The Second Pro Baseball Player With Autism
By: Taryn Oesch – 04/12/2018
Just in time for Autism Awareness Month is the news that the Kansas City Royals have signed the second known professional baseball player with autism.
In the latest of many signals that organizations are starting to recognize the contributions people with autism can make, Tarik El-Abour was signed from the Plattsburgh Red Birds, a championship-winning minor league team in New York, to the Royals.
El-Abour played at several colleges (he has a bachelor’s degree in business administration) and was named rookie of the year his first season in the minor leagues, with a batting average of .323. Last year, he threw the first pitch for a Royals game for Autism Awareness Night, according to the Royals Review.
Notably, while El-Abour is being lauded by the press as the first professional baseball player with autism, Jim Eisenreich played for several professional teams, including the Royals, during the 1980s and 1990s. Eisenreich was diagnosed with Tourette’s syndrome as a child and later was also diagnosed with Asperger’s syndrome, which is on the autism spectrum.

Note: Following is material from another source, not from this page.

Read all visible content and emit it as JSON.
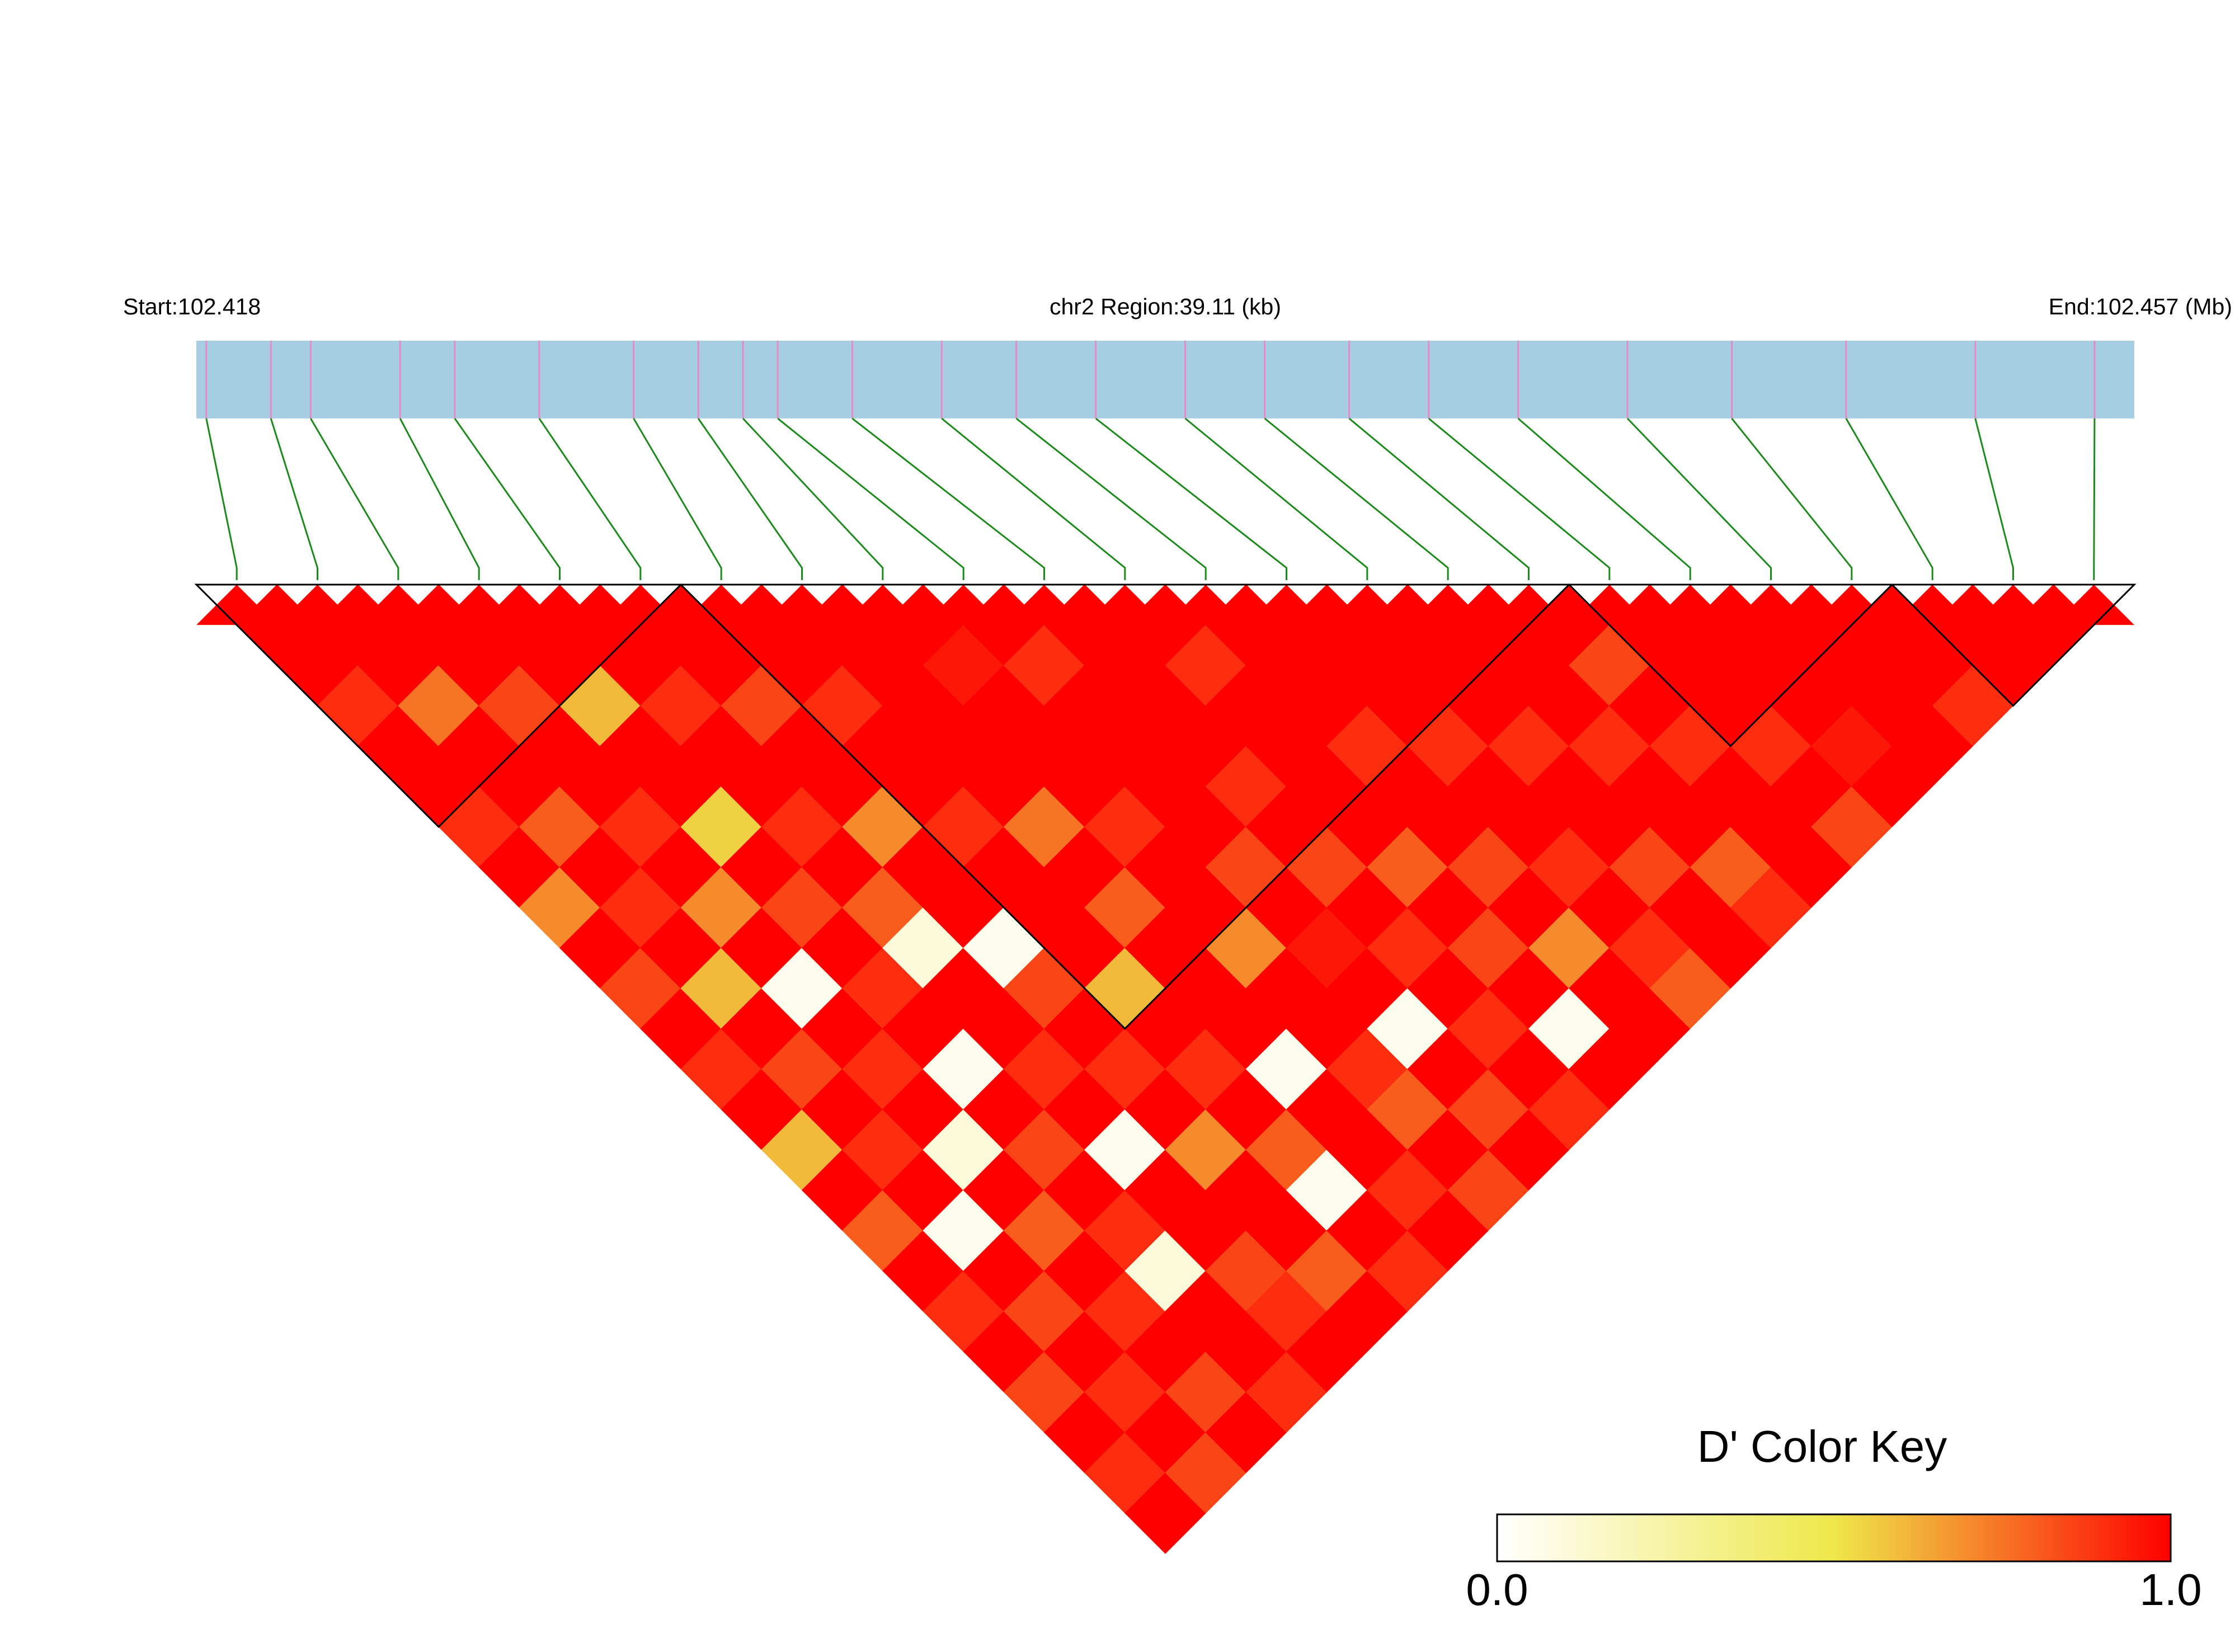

El-Abour’s mother, Nadia Khalil, told the San Marino Tribune, “Those of us without autism think in concepts, he thinks in numbers. The greater the number of times he did anything, the better he was at it. Just like us. However, the way the numbers worked in his mind went way further than anything I could have yet imagined. He knew he had to practice. He knew he loved it.”
“The coaches were telling him how important it was to be a team player,” she said, “yet that only confused him further, because he never thought of not being a team player. He only knew that all the stats painted a picture of the work of each player, so he saw the stats as a language that speaks for itself.”

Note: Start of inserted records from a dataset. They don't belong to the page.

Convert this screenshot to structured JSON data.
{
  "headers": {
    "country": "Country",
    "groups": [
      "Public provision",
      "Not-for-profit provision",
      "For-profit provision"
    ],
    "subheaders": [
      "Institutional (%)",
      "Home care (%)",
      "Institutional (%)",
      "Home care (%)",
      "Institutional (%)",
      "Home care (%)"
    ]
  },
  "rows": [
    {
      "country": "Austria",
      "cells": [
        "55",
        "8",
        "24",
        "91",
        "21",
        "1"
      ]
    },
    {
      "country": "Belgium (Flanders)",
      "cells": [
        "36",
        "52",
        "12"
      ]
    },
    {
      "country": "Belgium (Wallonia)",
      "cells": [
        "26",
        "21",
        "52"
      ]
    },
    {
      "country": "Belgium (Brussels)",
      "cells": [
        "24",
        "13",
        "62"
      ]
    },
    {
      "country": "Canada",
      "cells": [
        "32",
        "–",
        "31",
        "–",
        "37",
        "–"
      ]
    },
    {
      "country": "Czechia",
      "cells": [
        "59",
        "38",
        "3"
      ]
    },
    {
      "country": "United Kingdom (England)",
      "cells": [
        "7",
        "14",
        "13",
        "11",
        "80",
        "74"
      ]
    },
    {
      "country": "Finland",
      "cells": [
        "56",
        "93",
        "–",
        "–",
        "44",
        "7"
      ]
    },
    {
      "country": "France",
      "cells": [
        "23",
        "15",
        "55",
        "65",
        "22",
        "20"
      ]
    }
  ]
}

Khalil’s obvious pride in her son demonstrates what we at The Power of the Dream know to be true: People with autism (and other disabilities), like everyone else, have unique skills to offer. The Royals obviously know this to be true, as well; professional baseball, after all, is a business. Like any business, the team must make decisions that benefit their employees, their players and their customers – their fans. Obviously, the Royals have decided that recruiting a player with autism is a good business decision.